Nachhilfe für Nicht-EU-Mitglieder
Die Eurozone müsse trotz ihrer 18 souveränen Mitgliedstaaten wegen ihrer gemeinsamen Währung als Einheit betrachtet werden. "Innerhalb der EU haben wir keinen deutschen Überschuss, sondern nur gegenüber Drittländern. Damit leisten wir aber einen Beitrag für eine balancierte Situation." Insgesamt habe die Eurozone nämlich nur einen geringen Außenhandelsüberschuss gegenüber der restlichen Welt.

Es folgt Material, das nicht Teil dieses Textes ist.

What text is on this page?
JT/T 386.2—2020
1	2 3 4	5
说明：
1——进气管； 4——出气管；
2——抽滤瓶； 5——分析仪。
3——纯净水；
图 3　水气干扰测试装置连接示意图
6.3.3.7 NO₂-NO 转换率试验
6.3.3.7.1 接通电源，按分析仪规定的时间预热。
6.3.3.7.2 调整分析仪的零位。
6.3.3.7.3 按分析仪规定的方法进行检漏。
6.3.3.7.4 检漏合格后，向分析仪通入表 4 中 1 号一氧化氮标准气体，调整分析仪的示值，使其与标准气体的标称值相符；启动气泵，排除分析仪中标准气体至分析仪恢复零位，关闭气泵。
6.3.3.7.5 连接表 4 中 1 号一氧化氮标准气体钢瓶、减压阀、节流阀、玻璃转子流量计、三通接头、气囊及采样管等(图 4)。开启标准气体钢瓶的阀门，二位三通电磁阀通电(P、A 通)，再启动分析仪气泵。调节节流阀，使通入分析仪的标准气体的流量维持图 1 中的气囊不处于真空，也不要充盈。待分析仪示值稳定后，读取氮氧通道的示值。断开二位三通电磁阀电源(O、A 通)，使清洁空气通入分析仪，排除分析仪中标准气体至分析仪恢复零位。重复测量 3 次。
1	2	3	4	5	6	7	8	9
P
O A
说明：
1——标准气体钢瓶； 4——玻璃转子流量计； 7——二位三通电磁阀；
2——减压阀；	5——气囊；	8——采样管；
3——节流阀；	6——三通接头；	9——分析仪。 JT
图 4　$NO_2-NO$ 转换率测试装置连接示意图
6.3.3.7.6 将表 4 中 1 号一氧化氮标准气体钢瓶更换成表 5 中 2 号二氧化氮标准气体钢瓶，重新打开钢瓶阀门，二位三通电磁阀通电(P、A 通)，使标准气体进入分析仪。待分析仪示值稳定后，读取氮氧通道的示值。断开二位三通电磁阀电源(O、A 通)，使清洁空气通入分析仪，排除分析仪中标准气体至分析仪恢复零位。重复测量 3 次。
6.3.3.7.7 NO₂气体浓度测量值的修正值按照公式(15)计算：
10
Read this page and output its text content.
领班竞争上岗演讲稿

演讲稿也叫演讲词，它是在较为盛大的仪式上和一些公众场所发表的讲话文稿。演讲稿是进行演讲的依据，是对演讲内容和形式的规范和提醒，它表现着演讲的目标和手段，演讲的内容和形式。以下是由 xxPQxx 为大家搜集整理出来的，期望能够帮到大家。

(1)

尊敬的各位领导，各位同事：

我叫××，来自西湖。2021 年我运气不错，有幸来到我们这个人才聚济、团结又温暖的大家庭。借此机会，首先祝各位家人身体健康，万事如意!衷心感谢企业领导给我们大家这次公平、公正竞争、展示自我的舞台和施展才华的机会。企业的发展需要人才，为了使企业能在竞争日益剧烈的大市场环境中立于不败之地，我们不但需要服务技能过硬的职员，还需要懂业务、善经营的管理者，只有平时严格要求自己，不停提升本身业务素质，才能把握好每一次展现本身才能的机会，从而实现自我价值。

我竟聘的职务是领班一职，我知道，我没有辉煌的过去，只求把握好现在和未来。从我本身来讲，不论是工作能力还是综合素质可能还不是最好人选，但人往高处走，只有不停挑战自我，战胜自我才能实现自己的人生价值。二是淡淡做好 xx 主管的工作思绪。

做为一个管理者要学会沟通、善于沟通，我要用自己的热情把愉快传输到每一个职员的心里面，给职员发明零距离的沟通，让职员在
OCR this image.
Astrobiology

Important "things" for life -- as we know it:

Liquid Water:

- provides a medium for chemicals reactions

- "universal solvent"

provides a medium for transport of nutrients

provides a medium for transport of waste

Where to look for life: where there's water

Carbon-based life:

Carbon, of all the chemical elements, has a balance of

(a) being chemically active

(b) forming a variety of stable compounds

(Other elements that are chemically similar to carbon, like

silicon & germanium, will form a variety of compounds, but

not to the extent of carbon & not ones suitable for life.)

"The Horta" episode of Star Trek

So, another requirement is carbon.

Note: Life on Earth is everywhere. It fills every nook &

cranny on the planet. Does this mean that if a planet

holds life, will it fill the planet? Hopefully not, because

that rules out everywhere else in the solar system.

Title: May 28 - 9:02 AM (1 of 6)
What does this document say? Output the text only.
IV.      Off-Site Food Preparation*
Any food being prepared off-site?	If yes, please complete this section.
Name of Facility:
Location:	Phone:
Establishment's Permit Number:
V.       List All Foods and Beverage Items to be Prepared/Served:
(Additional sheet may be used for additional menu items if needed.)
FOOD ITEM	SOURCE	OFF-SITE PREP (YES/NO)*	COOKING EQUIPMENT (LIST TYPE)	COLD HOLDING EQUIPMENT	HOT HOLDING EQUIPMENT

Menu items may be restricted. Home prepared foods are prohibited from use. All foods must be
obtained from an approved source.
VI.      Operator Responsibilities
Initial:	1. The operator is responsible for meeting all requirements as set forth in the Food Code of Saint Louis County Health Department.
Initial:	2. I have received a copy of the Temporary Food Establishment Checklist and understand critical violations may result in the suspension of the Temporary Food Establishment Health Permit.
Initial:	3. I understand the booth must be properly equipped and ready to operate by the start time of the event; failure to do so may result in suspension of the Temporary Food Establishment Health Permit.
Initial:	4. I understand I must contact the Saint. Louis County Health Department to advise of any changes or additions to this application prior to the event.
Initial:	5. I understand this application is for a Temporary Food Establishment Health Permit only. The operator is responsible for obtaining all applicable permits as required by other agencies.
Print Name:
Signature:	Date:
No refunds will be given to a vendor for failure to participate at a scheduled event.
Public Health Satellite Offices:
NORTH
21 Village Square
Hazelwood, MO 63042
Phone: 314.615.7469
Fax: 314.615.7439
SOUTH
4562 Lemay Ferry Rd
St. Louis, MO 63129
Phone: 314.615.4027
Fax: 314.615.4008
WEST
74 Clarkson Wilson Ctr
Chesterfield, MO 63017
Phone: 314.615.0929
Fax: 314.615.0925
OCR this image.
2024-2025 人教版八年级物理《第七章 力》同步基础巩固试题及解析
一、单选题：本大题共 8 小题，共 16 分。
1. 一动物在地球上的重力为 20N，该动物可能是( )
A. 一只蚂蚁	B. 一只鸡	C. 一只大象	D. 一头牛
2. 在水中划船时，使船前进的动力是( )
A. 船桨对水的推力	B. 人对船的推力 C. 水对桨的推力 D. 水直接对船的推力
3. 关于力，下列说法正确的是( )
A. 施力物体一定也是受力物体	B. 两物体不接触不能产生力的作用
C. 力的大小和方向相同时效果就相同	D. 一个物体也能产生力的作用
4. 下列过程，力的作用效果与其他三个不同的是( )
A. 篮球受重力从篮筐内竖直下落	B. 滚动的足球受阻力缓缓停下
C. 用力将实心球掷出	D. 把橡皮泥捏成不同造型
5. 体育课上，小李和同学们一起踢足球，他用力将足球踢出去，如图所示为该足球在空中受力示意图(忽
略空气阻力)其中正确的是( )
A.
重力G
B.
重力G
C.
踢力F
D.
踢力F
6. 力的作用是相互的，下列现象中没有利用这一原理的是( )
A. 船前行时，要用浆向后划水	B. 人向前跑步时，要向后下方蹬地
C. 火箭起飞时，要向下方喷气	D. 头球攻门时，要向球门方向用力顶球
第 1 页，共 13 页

Ohne deutsches Zutun hätte sie hingegen ein Defizit. "Aber das Defizit der Vereinigten Staaten wird nicht besser dadurch, dass ein europäisches hinzugefügt wird."
Da war er trotz aller Freundschaftsbekundungen dann doch zu spüren, der unterschwellige wirtschafts- und finanzpolitische Zwist zwischen den Amerikanern und den Deutschen. Bundesfinanzminister Schäuble nutze den Termin auch, um vor der Fortsetzung der lockeren Geldpolitik zu warnen. "Wir müssen darauf achten, dass das große Maß an Liquidität, das wir in den Finanzmärkten haben, nicht zu neuen Blasenbildungen und neuen Krisen führen kann", sagte er und kritisierte damit auch die US-Notenbank Fed.
Was er denn zu diesem Punkt zu sagen habe, wurde daraufhin Jacob Lew gefragt. Der ließ sich gar nicht weiter darauf ein, verteidigte die Geldpolitik nur als Maßnahme zur Stärkung der Wirtschaft und meinte abschließend: "Die Notenbank macht die Währungspolitik, also überlasse ich das der Fed."